Created attachment 36947 [details] dmesg.log after a gpu hang I'm trying to play videos on my Thinkpad X30 with 830M chipset and XV option enabled. Sometimes this works without any problems, but often it fails with a gpu hang message. To reproduce this behavior, I just have to start mplayer -vo xv multiple times, or I can minimize and maximize the mplayer window multiple times. I'm using Debian with the intel-xorg package 2.12.0 from experimental. I had the same problem with 2.9 and 2.11 of the intel driver. The libdrm version is 2.4.21.
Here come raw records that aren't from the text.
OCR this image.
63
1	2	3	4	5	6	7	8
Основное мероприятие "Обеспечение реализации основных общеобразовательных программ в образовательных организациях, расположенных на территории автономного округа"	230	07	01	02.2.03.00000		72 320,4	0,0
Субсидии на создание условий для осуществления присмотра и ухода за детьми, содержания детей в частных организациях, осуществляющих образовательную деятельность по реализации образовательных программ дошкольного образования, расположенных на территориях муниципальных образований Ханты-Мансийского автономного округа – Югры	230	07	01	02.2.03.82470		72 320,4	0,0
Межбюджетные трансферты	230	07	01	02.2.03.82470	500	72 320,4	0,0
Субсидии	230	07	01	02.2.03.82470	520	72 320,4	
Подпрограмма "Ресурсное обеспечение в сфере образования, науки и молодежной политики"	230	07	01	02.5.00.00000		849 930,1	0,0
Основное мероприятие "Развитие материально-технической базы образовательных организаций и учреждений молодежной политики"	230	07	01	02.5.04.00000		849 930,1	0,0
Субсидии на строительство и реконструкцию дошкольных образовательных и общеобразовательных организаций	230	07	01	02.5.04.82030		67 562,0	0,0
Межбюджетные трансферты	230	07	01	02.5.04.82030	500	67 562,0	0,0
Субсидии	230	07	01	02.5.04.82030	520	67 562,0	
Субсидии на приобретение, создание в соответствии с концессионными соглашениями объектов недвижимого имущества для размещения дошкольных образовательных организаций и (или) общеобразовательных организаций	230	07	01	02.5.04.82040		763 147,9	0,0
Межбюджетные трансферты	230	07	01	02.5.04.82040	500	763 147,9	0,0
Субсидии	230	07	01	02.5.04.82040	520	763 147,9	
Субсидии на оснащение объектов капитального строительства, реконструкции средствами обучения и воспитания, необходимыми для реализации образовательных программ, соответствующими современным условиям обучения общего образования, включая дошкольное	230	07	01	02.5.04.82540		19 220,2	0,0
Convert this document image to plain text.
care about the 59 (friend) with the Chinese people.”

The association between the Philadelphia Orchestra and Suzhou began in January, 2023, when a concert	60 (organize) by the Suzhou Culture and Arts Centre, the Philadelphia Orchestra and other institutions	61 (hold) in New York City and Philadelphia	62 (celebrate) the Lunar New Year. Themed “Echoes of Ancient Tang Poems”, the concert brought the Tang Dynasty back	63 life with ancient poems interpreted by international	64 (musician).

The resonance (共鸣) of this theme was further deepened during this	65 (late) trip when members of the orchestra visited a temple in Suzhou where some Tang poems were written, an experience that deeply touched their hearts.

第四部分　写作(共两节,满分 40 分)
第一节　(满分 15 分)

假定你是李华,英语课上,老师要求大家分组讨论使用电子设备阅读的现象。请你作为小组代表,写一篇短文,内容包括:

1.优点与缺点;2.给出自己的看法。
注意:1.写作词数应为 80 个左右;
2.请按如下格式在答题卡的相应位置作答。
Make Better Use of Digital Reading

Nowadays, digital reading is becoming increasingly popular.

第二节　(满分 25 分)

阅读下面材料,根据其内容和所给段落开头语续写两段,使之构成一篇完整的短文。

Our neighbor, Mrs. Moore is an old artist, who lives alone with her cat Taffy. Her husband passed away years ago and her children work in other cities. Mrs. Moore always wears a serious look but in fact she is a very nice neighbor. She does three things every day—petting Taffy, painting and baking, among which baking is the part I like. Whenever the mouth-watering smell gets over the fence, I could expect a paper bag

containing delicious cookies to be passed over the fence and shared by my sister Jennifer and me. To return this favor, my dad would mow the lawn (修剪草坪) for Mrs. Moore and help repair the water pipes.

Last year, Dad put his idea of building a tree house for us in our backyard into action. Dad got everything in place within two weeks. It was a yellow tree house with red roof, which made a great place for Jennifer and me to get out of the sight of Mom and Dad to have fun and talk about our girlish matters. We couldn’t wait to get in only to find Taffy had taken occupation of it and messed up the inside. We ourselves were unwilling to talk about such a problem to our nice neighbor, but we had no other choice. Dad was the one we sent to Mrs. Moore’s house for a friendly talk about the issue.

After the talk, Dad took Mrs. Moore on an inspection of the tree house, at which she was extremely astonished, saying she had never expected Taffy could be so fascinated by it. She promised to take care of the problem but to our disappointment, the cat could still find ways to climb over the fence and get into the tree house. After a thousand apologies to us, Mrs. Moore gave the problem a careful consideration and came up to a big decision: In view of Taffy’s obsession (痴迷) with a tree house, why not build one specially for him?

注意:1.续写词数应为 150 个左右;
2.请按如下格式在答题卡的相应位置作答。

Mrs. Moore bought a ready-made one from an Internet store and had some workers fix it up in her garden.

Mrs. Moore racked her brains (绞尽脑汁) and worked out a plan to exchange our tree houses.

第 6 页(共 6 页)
Created attachment 36948 [details] Xorg.log after a gpu hang
Created attachment 36949 [details] i915_error_state from debugfs after gpu hang
This problem seems to be related to the KMS options, since 2.9 without KMS seems to work fine with XV video playback.
0x01810000 MI_WAIT_FOR_EVENT strikes again on the ringbuffer.
If there is anything I can do to in order to fix this bug, please let me know. I'm using kernel 2.6.34.1 btw.
Marcel, what is the timing of the hang? I think I can see a potential race condition between the overlay being turned off and torn-down whilst it is still referenced by the ring and so the GPU might wander off into invalid memory. Does the GPU hang during normal playback, or after an event [such as closing the video]?
The gpu hang CAN happen either when I start the video or if I do something like minimize/maximize the mplayer window. Also moving another window on top of the mplayer window or switching between full screen and windowed mode CAN trigger the error. It NEVER happend on closing the mplayer window or during normal playback without any user interaction.
*** Bug 26818 has been marked as a duplicate of this bug. ***
Can you grab an intel_reg_dump after an overlay hang? I'll put that also onto my i915_error_state improvement TODO list, but for the time being you'll need to run it by hang (and hope the registers have not been clobbered...)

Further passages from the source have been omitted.